Its amusingly on-message alerts – ‘HEY NERD! You can’t build muscle just by texting! Get back to the dojo!’ – are great and being hazed, 80s style, by Johnny Lawrence remains inspiring. Sadly, the game, with its random-feeling successes and lacklustre card collecting, isn’t nearly as interesting.

Score: 5/10

Fate Of Kai

iOS, £3.99 (Trylight)

Like Framed and its sequel, Fate Of Kai is a story told in comic strip form, where you have to change the outcome of each page. But instead of swapping frames around, you switch or remove action statements to, for example, make Kai jump instead of run or do nothing instead of fight.

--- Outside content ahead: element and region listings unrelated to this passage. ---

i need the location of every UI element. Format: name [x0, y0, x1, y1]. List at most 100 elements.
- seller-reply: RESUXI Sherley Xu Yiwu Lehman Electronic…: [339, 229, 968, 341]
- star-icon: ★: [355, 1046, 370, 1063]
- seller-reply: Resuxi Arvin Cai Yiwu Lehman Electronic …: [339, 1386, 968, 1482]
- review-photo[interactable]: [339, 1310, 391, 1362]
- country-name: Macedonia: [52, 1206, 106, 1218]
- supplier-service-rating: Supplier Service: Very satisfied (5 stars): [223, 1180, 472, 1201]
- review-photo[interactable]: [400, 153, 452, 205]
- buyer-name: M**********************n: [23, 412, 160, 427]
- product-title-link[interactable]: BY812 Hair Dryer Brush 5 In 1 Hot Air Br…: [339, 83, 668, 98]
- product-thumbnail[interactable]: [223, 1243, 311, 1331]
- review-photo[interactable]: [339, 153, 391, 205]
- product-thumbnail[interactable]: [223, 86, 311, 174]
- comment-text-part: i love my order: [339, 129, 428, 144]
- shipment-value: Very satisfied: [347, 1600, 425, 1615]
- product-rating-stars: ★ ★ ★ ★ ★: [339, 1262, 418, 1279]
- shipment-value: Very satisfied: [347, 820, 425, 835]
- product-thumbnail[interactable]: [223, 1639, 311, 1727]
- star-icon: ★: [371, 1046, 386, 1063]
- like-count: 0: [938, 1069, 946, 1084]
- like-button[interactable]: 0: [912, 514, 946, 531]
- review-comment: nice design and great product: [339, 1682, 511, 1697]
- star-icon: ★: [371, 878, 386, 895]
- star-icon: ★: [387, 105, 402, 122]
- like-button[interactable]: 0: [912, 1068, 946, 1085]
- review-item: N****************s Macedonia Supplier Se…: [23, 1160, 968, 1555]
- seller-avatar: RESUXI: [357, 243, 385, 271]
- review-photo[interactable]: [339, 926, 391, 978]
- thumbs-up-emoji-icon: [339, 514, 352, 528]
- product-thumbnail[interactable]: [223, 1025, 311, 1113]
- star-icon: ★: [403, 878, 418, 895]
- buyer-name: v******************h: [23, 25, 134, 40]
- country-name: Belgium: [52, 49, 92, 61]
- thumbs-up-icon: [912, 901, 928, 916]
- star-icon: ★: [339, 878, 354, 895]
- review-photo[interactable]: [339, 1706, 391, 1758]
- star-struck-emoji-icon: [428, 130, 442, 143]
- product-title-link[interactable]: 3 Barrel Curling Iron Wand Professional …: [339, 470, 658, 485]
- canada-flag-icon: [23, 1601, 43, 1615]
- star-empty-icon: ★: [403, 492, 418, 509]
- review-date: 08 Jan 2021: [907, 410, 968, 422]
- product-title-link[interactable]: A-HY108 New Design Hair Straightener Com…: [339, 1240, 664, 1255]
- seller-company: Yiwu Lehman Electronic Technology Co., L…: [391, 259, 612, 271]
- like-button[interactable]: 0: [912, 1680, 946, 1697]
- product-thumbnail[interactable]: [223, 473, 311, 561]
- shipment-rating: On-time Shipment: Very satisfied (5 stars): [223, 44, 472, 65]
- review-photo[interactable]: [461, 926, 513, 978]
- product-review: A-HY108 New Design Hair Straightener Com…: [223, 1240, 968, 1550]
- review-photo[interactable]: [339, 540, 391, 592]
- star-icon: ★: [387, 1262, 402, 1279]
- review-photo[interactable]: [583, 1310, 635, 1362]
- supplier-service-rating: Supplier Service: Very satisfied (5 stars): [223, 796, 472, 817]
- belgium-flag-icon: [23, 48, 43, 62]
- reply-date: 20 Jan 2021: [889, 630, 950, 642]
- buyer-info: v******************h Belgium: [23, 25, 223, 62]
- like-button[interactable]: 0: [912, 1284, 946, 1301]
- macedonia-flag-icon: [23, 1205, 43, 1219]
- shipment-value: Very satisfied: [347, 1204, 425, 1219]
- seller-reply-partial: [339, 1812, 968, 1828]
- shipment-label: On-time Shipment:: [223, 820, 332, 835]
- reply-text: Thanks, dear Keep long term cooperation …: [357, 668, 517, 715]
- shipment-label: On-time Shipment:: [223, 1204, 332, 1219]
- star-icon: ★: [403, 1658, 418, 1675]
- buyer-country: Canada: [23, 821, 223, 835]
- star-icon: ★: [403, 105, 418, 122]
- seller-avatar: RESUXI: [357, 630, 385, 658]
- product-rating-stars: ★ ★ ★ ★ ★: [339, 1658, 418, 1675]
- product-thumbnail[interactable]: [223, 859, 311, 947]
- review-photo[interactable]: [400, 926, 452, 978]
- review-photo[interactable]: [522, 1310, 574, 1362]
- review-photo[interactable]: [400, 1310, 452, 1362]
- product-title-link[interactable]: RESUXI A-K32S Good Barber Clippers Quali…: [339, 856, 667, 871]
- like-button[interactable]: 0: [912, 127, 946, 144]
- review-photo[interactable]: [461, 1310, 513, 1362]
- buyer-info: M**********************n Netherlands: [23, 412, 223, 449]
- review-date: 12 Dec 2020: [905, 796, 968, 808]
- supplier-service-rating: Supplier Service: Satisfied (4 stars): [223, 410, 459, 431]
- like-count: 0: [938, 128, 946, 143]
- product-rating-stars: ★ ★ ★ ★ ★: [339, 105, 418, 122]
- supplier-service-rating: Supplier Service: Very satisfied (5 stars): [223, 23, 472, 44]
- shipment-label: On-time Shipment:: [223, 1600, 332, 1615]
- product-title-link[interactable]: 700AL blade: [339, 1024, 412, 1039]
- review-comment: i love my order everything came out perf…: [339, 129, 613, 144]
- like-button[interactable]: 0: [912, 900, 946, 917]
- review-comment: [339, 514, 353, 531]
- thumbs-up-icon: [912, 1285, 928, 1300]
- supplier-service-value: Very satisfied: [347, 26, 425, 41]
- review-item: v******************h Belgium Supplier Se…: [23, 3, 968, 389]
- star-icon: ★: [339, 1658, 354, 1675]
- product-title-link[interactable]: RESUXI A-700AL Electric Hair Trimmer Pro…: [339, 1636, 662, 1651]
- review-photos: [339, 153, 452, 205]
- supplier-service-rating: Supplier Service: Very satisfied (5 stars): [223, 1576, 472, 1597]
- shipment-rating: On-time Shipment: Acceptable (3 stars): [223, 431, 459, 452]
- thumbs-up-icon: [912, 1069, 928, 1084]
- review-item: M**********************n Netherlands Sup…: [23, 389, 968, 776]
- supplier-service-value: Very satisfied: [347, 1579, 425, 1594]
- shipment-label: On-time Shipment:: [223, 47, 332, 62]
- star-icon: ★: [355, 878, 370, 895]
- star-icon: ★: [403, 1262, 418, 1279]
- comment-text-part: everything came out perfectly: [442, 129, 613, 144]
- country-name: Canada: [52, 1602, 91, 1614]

Puzzles escalate in cleverness, soon adding nested sequences of actions and moments where you travel backwards in time to make a change that alters the present.

The trial and error needed to find your way out of the forest maze feels cheap, but the rest of the game is engaging and lightly thought provoking throughout. It may all be over in a couple of hours, but while it lasts it’s an involving and highly unusual adventure.

Score: 7/10

World Of Demons

iOS, Apple Arcade (PlatinumGames)

Japanese developer Platinum is well known for stylish action games, from critical darlings like Bayonetta and Metal Gear Rising: Revengeance, to the deeply peculiar The Wonderful 101.

Its first foray into mobile, World Of Demons, places you on a path populated by different breeds of demon. As well as using slash and dodge, your samurai hero can also capture vanquished foes’ souls, unleashing them as special moves and as solutions to environmental puzzles.

While there’s no exploration, your character effectively just walking from fight to fight down an endless corridor, the intricacy and subtlety of each combat encounter continues to deepen even after hours of play. It’s a masterclass in game design, working flawlessly on a touchscreen.